Im Sommer 2015 wagte Roman Bürki den nächsten Schritt in seiner Karriere. Vom SC Freiburg ging es für dreieinhalb Millionen Euro ins Ruhrgebiet zur Borussia aus Dortmund. In Freiburg hatte er sich bereits als Bundesliga-Keeper etabliert. Doch mit dem BVB wollte der Schweizer nach größeren Sternen greifen. Während Bürki im Tor der Nationalmannschaft mit harter Konkurrenz zu kämpfen hat und daher „nur“ auf neun Einsätze für die „Nati“ kommt, ist er in Dortmund unumstritten.

Mit 199 Pflichtspielen im Dress der Schwarz-Gelben steht er vor einer historischen Marke. Derzeit ist er damit der Torhüter mit den siebtmeisten Einsätzen der Vereinsgeschichte. Platz Eins hütet Vorgänger Roman Weidenfeller mit 453 Spielen. Zumindest ein paar Plätze will Bürki noch nach oben klettern. Die Zeit in Dortmund ist noch nicht vorbei. Seinen Arbeitsvertrag, der bis 2021 datiert ist, wollen beide Seiten verlängern. Laut der „BILD“ soll ein neuer Vertrag über drei Jahre beschlossene Sache sein. Lediglich die Unterschrift müsse noch von der Bürki-Seite unter das Papier gesetzt werden.
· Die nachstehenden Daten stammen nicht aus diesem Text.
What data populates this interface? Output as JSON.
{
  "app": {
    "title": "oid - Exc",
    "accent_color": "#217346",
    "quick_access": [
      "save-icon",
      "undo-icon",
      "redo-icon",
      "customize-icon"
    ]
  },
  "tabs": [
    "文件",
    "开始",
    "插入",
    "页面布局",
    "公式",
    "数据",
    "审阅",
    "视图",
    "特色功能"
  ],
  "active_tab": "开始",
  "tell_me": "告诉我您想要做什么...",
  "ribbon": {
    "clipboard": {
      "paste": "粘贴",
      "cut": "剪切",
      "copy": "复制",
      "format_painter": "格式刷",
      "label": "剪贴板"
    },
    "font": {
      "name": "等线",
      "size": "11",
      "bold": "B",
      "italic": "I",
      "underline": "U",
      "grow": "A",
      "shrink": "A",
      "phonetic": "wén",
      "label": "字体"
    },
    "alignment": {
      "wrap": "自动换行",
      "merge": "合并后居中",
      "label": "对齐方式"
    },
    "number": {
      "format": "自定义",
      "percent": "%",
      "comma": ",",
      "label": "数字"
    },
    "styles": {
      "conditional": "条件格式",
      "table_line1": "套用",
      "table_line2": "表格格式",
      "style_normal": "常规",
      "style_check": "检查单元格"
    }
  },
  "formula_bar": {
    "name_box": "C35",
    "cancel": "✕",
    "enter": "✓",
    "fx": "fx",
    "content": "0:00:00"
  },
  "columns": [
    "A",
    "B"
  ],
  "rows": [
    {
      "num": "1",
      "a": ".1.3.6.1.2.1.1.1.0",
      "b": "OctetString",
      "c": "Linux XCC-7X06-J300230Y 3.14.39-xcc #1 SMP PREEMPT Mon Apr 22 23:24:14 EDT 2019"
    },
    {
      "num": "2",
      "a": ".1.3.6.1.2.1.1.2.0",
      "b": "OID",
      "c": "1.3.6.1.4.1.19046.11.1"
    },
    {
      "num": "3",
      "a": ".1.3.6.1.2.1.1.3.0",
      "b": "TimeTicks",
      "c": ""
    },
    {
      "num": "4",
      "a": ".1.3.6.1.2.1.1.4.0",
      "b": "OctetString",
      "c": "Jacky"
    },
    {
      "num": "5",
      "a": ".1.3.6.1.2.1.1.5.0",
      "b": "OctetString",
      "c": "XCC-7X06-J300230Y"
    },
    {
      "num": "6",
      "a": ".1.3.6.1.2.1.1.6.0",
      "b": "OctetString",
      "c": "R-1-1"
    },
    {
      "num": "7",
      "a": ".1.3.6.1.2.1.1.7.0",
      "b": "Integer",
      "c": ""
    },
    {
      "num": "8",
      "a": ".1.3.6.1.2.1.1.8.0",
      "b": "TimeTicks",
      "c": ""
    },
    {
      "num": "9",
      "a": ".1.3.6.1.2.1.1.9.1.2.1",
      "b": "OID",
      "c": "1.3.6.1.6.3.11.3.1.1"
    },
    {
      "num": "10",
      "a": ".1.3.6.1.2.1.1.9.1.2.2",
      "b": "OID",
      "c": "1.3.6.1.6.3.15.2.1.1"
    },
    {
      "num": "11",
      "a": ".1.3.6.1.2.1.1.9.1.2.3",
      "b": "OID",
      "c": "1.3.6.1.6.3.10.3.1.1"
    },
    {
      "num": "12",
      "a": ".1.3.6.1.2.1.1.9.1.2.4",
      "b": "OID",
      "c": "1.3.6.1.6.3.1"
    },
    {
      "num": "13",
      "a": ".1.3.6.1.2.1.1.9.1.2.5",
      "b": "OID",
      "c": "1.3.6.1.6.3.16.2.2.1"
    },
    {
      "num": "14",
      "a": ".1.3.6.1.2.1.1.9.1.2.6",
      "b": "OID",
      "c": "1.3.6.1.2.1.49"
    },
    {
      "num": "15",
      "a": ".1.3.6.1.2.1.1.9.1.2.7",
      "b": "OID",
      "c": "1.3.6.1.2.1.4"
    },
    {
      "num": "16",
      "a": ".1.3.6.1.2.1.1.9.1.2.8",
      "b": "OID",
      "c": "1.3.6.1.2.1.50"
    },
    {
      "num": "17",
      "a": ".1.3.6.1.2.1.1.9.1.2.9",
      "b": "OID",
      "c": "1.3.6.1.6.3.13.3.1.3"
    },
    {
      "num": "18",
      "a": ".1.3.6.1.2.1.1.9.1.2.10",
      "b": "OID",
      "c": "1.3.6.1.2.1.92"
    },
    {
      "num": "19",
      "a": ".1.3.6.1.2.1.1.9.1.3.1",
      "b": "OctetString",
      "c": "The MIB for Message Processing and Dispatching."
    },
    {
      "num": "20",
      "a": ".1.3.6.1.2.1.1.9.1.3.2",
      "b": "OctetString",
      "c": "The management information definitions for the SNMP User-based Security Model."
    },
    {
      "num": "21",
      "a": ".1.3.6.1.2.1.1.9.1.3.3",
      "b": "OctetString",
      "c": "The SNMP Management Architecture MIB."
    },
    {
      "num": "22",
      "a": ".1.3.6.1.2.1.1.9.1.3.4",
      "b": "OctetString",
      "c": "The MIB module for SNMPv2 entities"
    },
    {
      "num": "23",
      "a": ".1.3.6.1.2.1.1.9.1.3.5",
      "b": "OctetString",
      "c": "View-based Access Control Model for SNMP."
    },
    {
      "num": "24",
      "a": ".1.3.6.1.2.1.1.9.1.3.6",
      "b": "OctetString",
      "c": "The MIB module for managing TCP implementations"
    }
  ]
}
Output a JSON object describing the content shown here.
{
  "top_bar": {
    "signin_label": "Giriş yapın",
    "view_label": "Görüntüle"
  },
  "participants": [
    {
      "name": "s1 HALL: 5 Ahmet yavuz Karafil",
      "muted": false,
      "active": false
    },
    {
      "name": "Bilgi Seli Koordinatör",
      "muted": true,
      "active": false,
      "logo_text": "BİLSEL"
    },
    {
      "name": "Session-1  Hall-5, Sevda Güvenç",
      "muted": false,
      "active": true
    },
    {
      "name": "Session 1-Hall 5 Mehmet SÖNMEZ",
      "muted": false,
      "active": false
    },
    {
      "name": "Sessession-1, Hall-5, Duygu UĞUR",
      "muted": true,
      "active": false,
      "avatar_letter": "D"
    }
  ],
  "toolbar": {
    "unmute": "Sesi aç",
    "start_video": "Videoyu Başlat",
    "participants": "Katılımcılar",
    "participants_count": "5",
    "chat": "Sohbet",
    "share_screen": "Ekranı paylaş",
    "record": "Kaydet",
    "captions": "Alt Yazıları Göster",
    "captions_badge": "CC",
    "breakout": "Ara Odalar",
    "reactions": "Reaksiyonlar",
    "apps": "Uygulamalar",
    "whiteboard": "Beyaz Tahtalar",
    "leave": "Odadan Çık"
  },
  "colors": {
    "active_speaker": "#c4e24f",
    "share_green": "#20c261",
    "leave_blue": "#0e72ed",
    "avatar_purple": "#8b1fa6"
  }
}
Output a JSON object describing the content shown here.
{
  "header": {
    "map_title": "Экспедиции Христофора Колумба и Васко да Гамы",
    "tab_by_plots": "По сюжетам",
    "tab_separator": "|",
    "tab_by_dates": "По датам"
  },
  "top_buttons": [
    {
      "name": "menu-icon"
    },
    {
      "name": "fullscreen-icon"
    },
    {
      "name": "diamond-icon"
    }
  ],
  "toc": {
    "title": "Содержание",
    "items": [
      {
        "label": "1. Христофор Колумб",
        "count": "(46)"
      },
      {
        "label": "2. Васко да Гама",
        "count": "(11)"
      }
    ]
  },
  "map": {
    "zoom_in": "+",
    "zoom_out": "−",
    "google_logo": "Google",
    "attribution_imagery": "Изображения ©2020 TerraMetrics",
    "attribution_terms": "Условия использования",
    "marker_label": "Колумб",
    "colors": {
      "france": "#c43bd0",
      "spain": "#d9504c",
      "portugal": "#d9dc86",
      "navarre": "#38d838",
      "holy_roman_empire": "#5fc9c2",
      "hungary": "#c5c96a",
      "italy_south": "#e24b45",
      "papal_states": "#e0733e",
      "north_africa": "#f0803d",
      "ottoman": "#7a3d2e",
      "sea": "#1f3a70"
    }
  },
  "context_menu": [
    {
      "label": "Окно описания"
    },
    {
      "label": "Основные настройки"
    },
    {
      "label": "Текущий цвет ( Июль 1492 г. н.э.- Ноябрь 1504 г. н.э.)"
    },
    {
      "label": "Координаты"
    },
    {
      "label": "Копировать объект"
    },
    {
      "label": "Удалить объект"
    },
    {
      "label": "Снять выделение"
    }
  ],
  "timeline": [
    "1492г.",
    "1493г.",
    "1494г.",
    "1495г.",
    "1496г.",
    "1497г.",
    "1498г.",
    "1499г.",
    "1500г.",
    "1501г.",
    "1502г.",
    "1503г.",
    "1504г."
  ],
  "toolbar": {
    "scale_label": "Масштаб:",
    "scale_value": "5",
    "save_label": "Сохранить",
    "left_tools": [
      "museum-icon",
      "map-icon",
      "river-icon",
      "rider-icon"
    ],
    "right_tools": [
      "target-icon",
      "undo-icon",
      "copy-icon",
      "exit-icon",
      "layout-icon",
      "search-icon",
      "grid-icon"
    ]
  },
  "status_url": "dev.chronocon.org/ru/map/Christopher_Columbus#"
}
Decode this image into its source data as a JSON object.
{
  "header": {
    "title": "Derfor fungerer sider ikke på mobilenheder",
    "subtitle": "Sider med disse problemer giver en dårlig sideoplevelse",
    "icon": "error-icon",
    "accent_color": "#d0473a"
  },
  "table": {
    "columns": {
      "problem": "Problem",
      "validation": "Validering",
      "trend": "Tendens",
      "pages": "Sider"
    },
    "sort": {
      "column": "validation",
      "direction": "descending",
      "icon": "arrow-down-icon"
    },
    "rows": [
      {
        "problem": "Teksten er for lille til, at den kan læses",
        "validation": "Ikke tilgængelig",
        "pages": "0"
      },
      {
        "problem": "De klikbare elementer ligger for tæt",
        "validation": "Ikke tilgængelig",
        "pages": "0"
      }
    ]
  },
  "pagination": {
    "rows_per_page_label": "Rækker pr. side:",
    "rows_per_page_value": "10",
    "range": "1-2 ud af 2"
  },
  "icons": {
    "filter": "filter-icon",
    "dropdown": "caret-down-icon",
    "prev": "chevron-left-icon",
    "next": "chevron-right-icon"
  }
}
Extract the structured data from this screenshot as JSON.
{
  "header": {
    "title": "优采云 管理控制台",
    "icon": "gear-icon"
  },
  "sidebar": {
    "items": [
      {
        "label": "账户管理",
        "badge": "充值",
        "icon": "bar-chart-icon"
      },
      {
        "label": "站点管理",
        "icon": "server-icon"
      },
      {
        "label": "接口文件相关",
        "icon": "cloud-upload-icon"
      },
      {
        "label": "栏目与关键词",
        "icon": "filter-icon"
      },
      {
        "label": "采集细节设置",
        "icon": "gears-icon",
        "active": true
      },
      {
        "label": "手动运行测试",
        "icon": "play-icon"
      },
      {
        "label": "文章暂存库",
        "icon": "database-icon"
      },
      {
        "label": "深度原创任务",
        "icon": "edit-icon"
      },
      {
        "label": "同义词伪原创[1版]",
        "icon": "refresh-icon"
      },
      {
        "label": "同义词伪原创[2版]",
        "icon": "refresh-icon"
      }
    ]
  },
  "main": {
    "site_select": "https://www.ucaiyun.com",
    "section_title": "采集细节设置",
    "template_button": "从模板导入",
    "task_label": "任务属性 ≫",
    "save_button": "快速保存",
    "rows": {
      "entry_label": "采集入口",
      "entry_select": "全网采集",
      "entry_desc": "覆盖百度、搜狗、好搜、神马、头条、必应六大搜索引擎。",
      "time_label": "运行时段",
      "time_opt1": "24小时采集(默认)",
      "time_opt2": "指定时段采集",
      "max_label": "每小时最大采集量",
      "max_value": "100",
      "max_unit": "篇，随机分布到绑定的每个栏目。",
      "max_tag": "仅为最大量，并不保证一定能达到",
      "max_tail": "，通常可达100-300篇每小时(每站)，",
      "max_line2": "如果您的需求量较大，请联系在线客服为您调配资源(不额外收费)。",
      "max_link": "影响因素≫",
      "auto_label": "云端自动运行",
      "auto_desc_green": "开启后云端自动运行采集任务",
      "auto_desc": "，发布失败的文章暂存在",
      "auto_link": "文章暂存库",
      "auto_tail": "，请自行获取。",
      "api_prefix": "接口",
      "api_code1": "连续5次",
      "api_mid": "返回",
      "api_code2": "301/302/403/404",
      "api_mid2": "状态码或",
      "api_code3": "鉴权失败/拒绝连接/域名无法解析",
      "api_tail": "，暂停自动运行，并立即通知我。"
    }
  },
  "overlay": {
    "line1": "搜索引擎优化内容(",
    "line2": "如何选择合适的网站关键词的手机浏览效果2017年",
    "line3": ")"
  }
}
BVB und Spieler „können sich das gut vorstellen“

Michael Zorc hat dieses Gerücht nun vorerst in das Land der Märchen verbannt. So weit, wie die „BILD“ berichtet, ist man in der Causa noch nicht: „Wir sind mit Roman grundsätzlich im Gespräch, haben das Thema wegen der Corona-Krise aber erst einmal ausgesetzt“. Das heißt nicht, dass man sich auf eine Trennung einstellen muss. Das bekräftigt der Sportdirektor auch noch einmal: „Beide Seiten wollen aber weiterhin zu einer Einigung kommen und können sich das gut vorstellen“. Scheint so, als würde sich die Debatte um den Vertrag noch etwas hinziehen. Doch in den nächsten Monaten darf man davon ausgehen, dass der Schweizer seinen Vertrag in Dortmund verlängert. Dann könnte er realistisch schon im nächsten Jahr auf Platz vier der Torhüter-Rekordspieler vorstoßen.